Though French officials gave smokers a New Year's Day reprieve, saying they would only start enforcing the ban on Wednesday, many Paris cafes and restaurants had already gone smoke-free.

Newly hung no-smoking signs dotted the entrance and walls of the Cafe Elysees, off Paris' celebrated Champs-Elysees avenue, and staffers bundled up for sidewalk smoke breaks.

Client Pierre Morgon, 22, praised the ban, saying the cafe's clean air allowed him to better appreciate the food.

"Today's filet mignon tastes richer than it did yesterday," said the Cafe Elysees regular with a sly smile.

Morgon, a smoker, said the restrictions would also help motivate him to kick the habit.

"There's no way I'll be able to put it off anymore," he said.

Others saw the ban as attack on their individual rights.

Jean-Pierre Aiglement, a 55-year-old waiter at the Cafe Au Depart, in northern Paris, vowed not to be "chased out onto the pavement" by the "stupid law."

"I'll smoke where I please," he said, lighting a cigarette to go with his morning coffee.

Under the measure, those caught lighting up inside face a $93 fine, while owners who turn a blind eye to smoking in their establishments face a $198 fine.

Restaurateurs and cafe personnel say the ban forces them to police their clients, and insist it will slice into their revenues. Smokers who light up with a countertop morning coffee, on the dance floor or after a meal make up a huge customer base.

"Once they start enforcing the ban, this place will be empty," Aiglement said.

Loic Chardonnay, a 22-year-old waiter at the Cafe Elysees, said he expected business to slow down for several months.

"But it'll pick up once we French get used to it," he predicted, pointing to the success of recent smoking bans in Spain and Italy. "If they can do it, there's no reason why we won't be able to."

With the ban, France joins the swelling ranks of European countries that have enacted broad anti-smoking restrictions. But for many in this country, which is known for its hazy cafes, cigarettes are an integral part of what it means to be French.

About a quarter of France's 60 million people smoke.
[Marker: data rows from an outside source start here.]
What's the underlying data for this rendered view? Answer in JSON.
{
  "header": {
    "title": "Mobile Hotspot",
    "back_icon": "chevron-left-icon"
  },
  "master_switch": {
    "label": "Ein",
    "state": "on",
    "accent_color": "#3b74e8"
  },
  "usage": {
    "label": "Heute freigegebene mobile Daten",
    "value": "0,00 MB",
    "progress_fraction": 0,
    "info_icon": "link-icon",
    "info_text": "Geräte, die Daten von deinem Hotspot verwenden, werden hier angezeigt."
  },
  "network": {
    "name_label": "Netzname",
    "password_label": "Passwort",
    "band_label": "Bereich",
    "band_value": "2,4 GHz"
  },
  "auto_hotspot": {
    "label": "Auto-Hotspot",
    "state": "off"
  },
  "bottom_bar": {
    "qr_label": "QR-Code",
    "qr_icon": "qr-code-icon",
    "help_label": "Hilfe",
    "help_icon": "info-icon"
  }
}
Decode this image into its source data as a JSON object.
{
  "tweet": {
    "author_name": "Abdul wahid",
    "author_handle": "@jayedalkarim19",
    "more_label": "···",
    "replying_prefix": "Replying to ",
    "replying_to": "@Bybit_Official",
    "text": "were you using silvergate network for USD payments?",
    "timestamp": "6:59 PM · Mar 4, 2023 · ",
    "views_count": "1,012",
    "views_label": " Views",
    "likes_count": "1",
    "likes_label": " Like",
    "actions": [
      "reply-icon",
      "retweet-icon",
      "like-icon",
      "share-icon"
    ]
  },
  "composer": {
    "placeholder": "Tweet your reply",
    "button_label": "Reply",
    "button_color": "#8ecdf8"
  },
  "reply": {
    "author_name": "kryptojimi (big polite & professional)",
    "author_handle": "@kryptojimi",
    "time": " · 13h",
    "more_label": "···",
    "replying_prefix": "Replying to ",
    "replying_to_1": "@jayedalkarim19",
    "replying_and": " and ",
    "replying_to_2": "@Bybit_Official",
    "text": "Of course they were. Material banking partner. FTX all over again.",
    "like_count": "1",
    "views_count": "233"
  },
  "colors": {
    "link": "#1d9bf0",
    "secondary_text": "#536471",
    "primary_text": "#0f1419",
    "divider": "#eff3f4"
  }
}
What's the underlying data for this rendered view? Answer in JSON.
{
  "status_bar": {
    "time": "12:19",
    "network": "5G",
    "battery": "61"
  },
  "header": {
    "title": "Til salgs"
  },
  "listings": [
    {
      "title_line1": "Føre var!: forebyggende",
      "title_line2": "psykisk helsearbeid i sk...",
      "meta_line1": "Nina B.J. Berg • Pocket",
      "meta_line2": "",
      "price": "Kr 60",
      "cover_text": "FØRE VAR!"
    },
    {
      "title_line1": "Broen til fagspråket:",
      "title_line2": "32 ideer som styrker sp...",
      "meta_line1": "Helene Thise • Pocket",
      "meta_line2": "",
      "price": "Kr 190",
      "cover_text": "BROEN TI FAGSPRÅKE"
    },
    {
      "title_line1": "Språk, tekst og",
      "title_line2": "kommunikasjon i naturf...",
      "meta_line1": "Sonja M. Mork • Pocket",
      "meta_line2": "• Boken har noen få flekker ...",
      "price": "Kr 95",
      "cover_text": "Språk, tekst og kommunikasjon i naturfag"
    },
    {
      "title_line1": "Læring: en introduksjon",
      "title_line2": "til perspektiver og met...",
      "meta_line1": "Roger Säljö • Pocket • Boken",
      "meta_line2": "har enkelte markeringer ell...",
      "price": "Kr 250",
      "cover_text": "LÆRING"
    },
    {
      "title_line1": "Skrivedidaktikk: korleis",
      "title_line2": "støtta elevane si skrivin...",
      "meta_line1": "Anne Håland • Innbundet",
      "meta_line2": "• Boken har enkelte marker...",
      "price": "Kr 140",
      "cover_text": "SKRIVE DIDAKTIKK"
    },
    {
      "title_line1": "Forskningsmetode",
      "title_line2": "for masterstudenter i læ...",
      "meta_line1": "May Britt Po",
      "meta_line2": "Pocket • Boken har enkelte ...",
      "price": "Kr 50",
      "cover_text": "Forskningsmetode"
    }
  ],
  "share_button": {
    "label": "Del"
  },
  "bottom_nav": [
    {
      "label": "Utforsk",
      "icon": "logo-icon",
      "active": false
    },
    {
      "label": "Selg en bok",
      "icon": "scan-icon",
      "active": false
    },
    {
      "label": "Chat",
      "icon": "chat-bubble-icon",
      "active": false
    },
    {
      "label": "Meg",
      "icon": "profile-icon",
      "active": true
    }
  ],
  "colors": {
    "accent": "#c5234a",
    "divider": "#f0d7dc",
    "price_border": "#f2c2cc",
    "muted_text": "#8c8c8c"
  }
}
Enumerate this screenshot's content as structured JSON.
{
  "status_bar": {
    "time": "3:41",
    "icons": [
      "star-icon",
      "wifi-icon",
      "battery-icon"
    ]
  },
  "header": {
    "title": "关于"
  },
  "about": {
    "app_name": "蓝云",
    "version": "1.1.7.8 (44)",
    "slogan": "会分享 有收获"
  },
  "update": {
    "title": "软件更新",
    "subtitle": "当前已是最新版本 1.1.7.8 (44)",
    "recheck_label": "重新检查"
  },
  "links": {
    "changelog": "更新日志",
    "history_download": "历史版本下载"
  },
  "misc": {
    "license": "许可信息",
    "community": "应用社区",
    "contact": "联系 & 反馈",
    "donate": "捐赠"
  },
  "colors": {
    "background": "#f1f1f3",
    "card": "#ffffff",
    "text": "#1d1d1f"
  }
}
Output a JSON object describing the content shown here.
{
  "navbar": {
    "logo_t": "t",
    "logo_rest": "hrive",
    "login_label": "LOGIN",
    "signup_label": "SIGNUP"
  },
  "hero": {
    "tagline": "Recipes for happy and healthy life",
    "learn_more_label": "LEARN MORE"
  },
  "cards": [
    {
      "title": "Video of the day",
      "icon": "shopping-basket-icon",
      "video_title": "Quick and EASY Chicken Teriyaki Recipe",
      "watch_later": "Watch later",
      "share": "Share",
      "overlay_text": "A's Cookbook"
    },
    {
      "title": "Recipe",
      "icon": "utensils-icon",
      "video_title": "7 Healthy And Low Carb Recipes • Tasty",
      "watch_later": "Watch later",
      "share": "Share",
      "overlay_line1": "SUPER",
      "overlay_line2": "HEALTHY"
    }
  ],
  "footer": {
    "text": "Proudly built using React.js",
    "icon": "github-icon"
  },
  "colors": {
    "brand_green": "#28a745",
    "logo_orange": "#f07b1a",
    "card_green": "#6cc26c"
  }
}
The Health Ministry said one in two regular smokers - or some 66,000 people annually - dies of smoking-related illness here, and about 5,000 nonsmokers die each year from second-hand smoke.

Last year saw the reinforcement of a long-standing prohibition on smoking in France's workplaces, schools, airports, hospitals and other "closed and covered" public places like train stations. Restaurants and other so-called places of conviviality were given an extra 11 months to adapt to the new rules, which allow smoking only inside special sealed chambers.

Restaurateurs have decried the chambers, which they say are prohibitively expensive, and urged more flexibility in the new measure.

In November, some 10,000 protesters, mainly tobacco vendors, marched across Paris in an unsuccessful attempt to persuade lawmakers to water down the new measures.

In Germany, a group representing restaurant and bar owners filed a challenge to the country's supreme court against new anti-smoking laws - which took effect Tuesday in the states of Bavaria, Berlin, Brandenburg, Bremen, Hamburg, Mecklenburg-Western Pomerania, Saxony-Anhalt and Schleswig-Holstein. The details vary state-to-state, though the German smoking laws are generally less restrictive than the French one.

A ban on smoking in German trains, other public transport and federal buildings took effect in September.

American tourist Regina Sauma applauded European efforts to go smoke-free.

Sauma, a New Yorker who often travels to the continent for business, said she did not think the French ban was a threat to Parisian cafe culture.

"There's more to Paris than just smoke," Sauma said as she braved low temperatures and overcast skies to savor a cigarette on an outdoor terrace.